Essentials Of Unification Thought - The Head-Wing Thought

I. The Basic Positions of the Unification View of History

The Unification View of History views history from three fundamental perspectives: first, as sinful history; second, as history of recreation; and third, as history of restoration.

A. Sinful History

Sinful history was brought about by the human fall. Because of the fall, it was not possible for human history to start as principled, normal history; instead, it came to be filled with wars, pain, misery, and the like. Accordingly, finding fundamental solutions to the various problems in history is impossible without solving the problem of the human fall.

B. History of Re-Creation

Human beings, due to the fall of the first human ancestors, fell into a state of death in the spiritual sense. The original human beings and the original world were lost while they were still incomplete. Therefore, throughout history, God carried out the dispensation of re-creating and reconstructing the world. Accordingly, history became history of re-creation. In this process, the laws (laws of creation) and the Word (Logos) through which God had created human beings and the universe were applied also to human history. God's creation was carried out through the Word. Therefore, recreation was also carried out through the Word. Re-creation does not mean creating the universe all over again. Since the fall involved only the human being, the only being that needs to be recreated is the human being, which must be re-created through the Word. This is why God made saints, righteous people, prophets, and other spiritual leaders appear throughout history to spread truth and guide people spiritually.

C History of Restoration

Due to the fall of the first human ancestors, the original human beings and the original world were lost, and non-principled (non-original) human beings came to live non-principled lives-that is, lives of pain and confusion-in this non-principled world. Thus, the original human being and the original world, which were the ideal of creation, became an ideal to be recovered.

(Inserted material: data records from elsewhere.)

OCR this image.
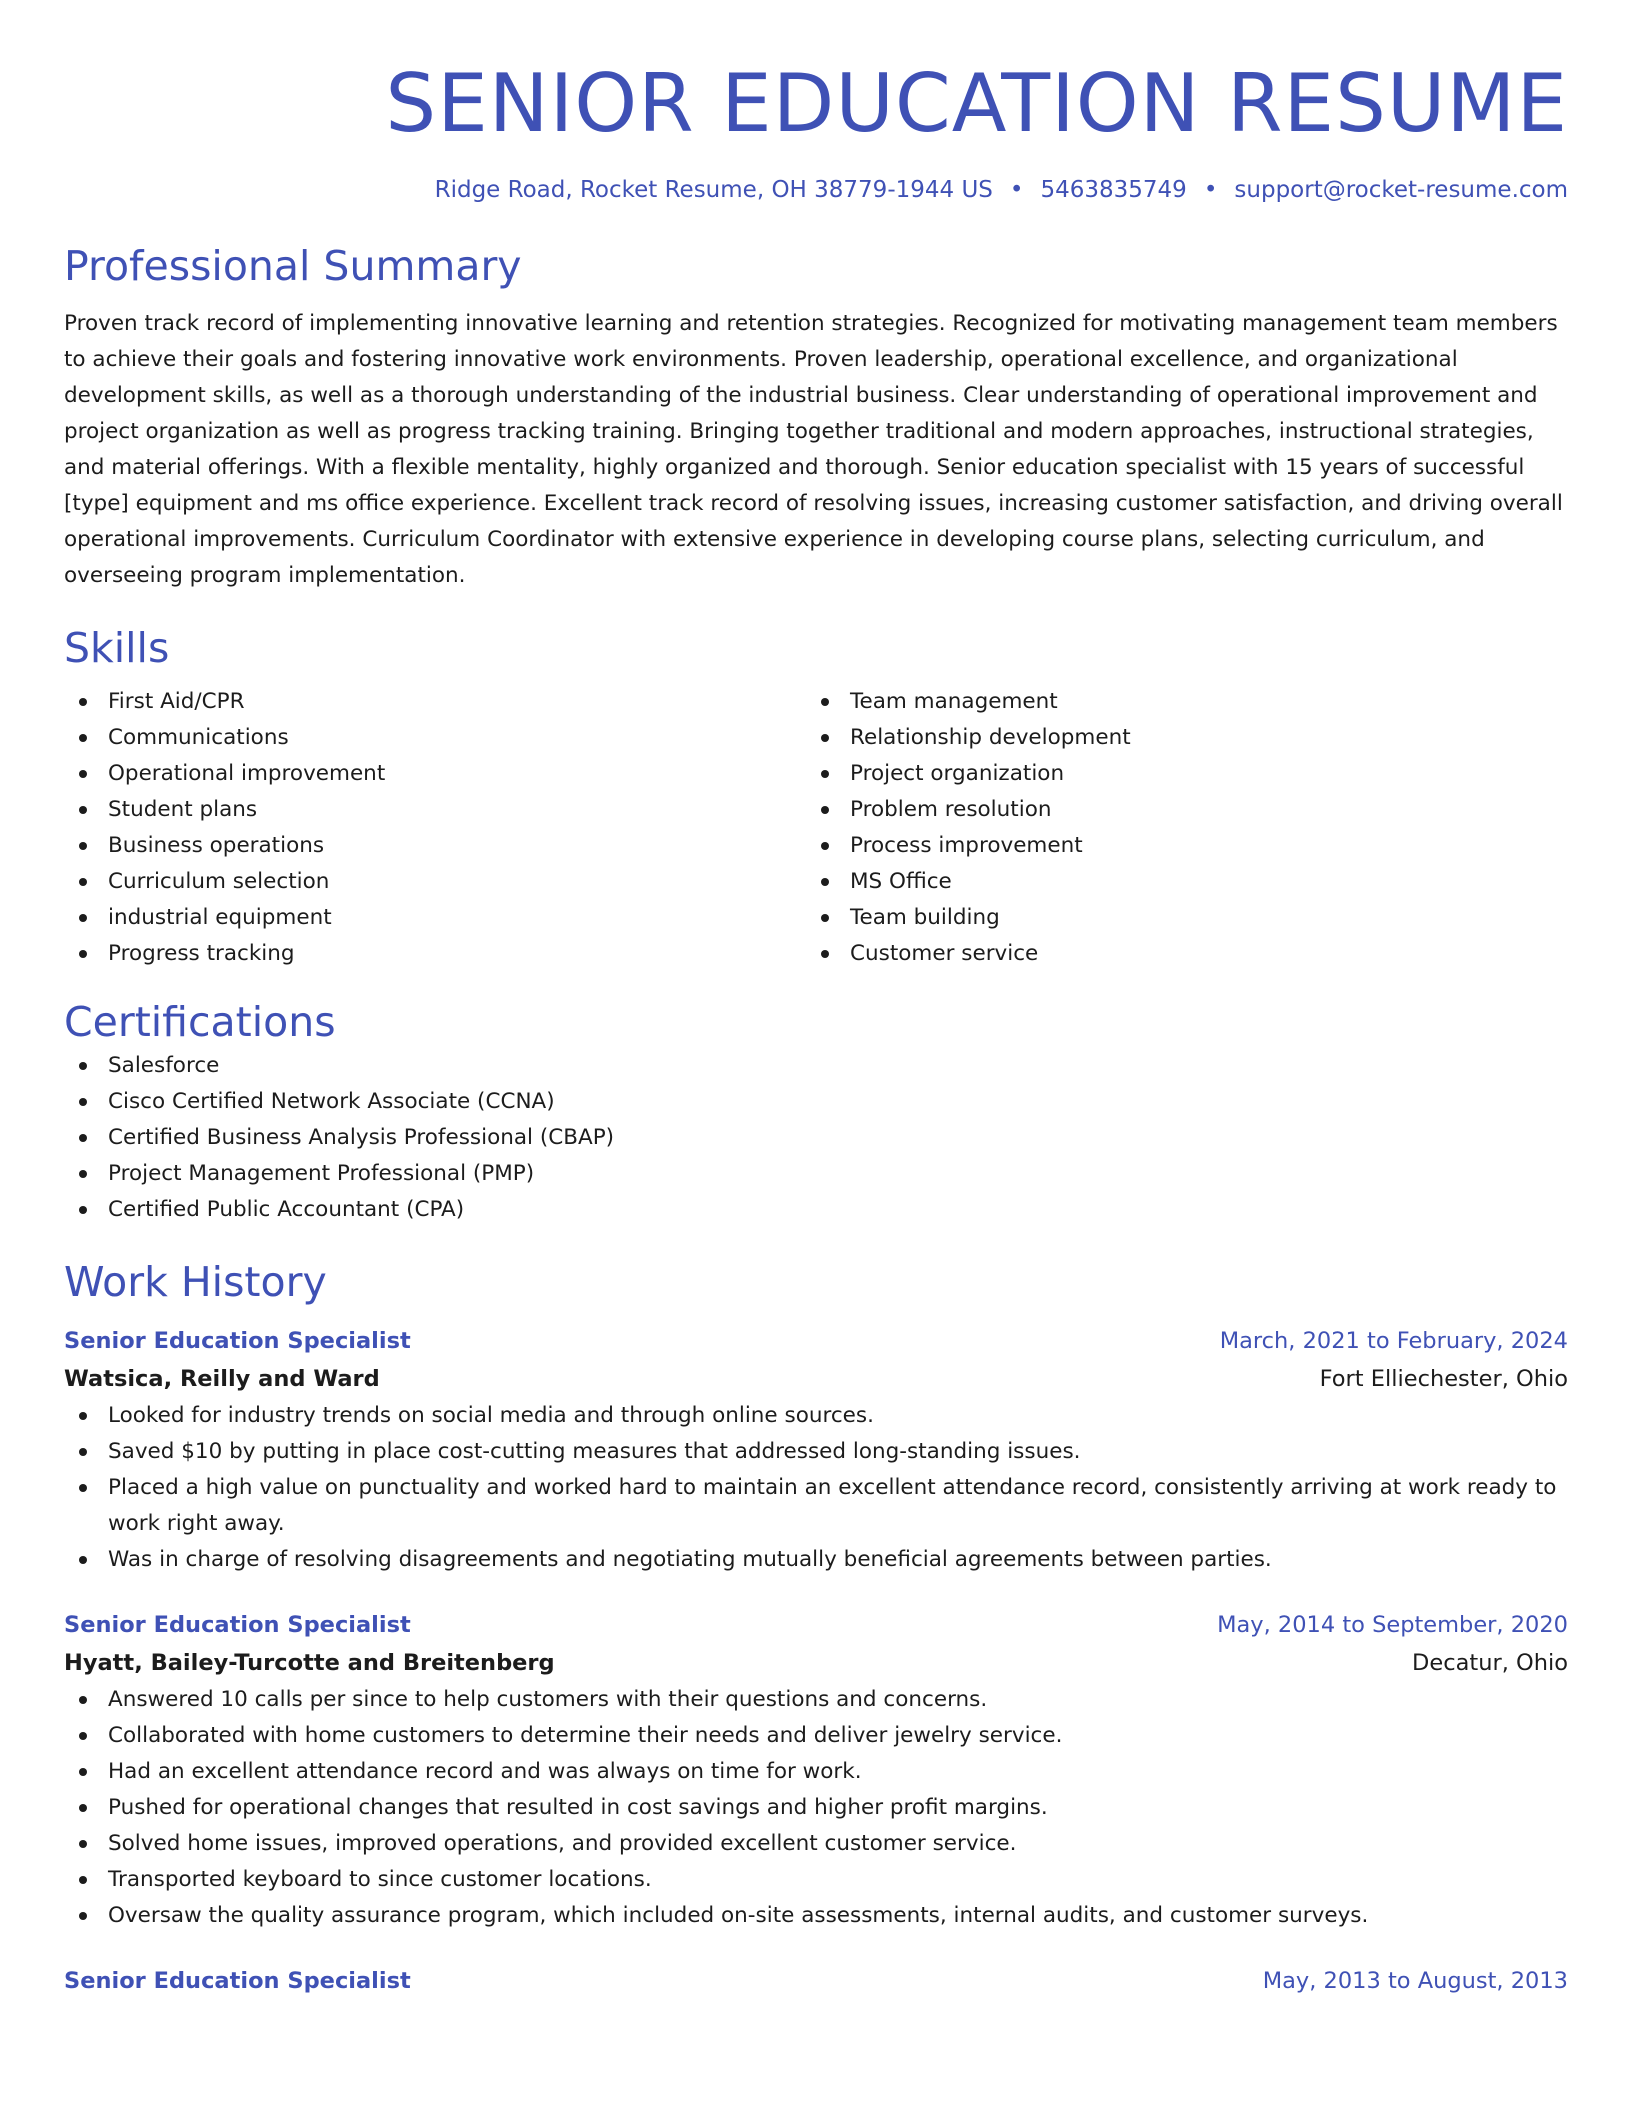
SENIOR EDUCATION RESUME
Ridge Road, Rocket Resume, OH 38779-1944 US • 5463835749 • support@rocket-resume.com
Professional Summary

Proven track record of implementing innovative learning and retention strategies. Recognized for motivating management team members to achieve their goals and fostering innovative work environments. Proven leadership, operational excellence, and organizational development skills, as well as a thorough understanding of the industrial business. Clear understanding of operational improvement and project organization as well as progress tracking training. Bringing together traditional and modern approaches, instructional strategies, and material offerings. With a flexible mentality, highly organized and thorough. Senior education specialist with 15 years of successful [type] equipment and ms office experience. Excellent track record of resolving issues, increasing customer satisfaction, and driving overall operational improvements. Curriculum Coordinator with extensive experience in developing course plans, selecting curriculum, and overseeing program implementation.

Skills
First Aid/CPR
Communications
Operational improvement
Student plans
Business operations
Curriculum selection
industrial equipment
Progress tracking
Team management
Relationship development
Project organization
Problem resolution
Process improvement
MS Office
Team building
Customer service
Certifications
Salesforce
Cisco Certified Network Associate (CCNA)
Certified Business Analysis Professional (CBAP)
Project Management Professional (PMP)
Certified Public Accountant (CPA)
Work History
Senior Education Specialist	March, 2021 to February, 2024
Watsica, Reilly and Ward	Fort Elliechester, Ohio
Looked for industry trends on social media and through online sources.
Saved $10 by putting in place cost-cutting measures that addressed long-standing issues.
Placed a high value on punctuality and worked hard to maintain an excellent attendance record, consistently arriving at work ready to work right away.
Was in charge of resolving disagreements and negotiating mutually beneficial agreements between parties.
Senior Education Specialist	May, 2014 to September, 2020
Hyatt, Bailey-Turcotte and Breitenberg	Decatur, Ohio
Answered 10 calls per since to help customers with their questions and concerns.
Collaborated with home customers to determine their needs and deliver jewelry service.
Had an excellent attendance record and was always on time for work.
Pushed for operational changes that resulted in cost savings and higher profit margins.
Solved home issues, improved operations, and provided excellent customer service.
Transported keyboard to since customer locations.
Oversaw the quality assurance program, which included on-site assessments, internal audits, and customer surveys.
Senior Education Specialist	May, 2013 to August, 2013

From this standpoint, God had to restore the non-principled world and human beings back to their original states, in such a way that His creation would not end in failure. Accordingly, from the dawn of human history, God has conducted the dispensation to restore sinful people and the sinful world back to their original state. Consequently, human history became the history of the providence of restoration. Since God is the God of Principle, and the human fall resulted from human beings failure to observe certain conditions, the providence of restoration, also, was carried out according to certain laws. These laws are referred to as the "laws of restoration."

D. The Law-Governed Nature of History

To date, there have been few religious leaders or scholars that could show, clearly, the law-governed nature of history. For example, the Christian providential view of history has not presented persuasive laws.

In modern times, Hegel explained historical development according to the dialectic (i.e., idealistic dialectic), and asserted that history is the process of actualizing freedom through reason, and that, in the end, a rational state would be reached in which freedom would be fully realized. In Prussia, however, which Hegel regarded as an ideal state, freedom remained unactualized, and history just continued on. The historical laws described by Hegel were unrelated to reality.

In the twentieth century, Arnold Toynbee established his "cultural view of history," which was a magnificent view of history and through which lie analyzed in detail the genesis, growth, breakdown, and disintegration of civilizations. Yet, Toynbee did not present the definite laws of history.

Under these circumstances, only Marx's materialist view of history remained as allegedly showing the laws of history, calling itself a scientific view of history. In contrast, the Christian providential view of history has been dismissed from the field of learning, rejected as unscientific because of its inability to specify the laws of history.

The Unification View of History presents the laws of creation and the laws of restoration as the true laws at work in history. When those true laws of history are pointed out, the falseness of the materialist view of history is also exposed, since it becomes clear that the laws advocated by the materialist view of history are, in reality, pseudo laws, that is, nothing more than dogmatic assertions. Furthermore, the Unification View of History, by establishing the laws of history from a theological basis, has revived the traditional providential view of history, which has been regarded as unscientific, and has made it possible to treat the providential view as social science.

E. The Origin, Direction, and Goal of History

As for the question of when and how history started, namely, the origin of history, the Unification View of History regards the creation of humankind and the human fall as the origin of history, just as does the Christian providential view of history. There is also a question concerning the origin of the human race, namely, whether the human race had a single origin (monogenism) or multiple origins (polygenism). The Unification View of History advocates monogenism and asserts that the first human ancestors were Adam and Eve. This is affirmed because there is a law based on the Principle of Creation that "creation starts from one."

Then, what is the goal of history? The Unification View of History regards the goal of history as the realization of the ideal world of creation. The direction of history is the direction toward that goal. Therefore, the origin and goal of history are determined. However, how that goal is reached is not determined. Each step in the process of history is successfully completed only when people's portion of responsibility-especially the portion of responsibility of providential central figures-is fulfilled under God's Providence. Therefore, the process that history takes -- that is, whether history proceeds in a straight line or makes a detour; whether it is shortened or prolonged depends totally oil the efforts of human beings. This means that the process of history is undetermined and is entrusted to the people's free will.

The view that the goal is determined but the process is undetermined, and that the progress of history depends on the human portion of responsibility, or free will, is referred to as the "theory of responsibility."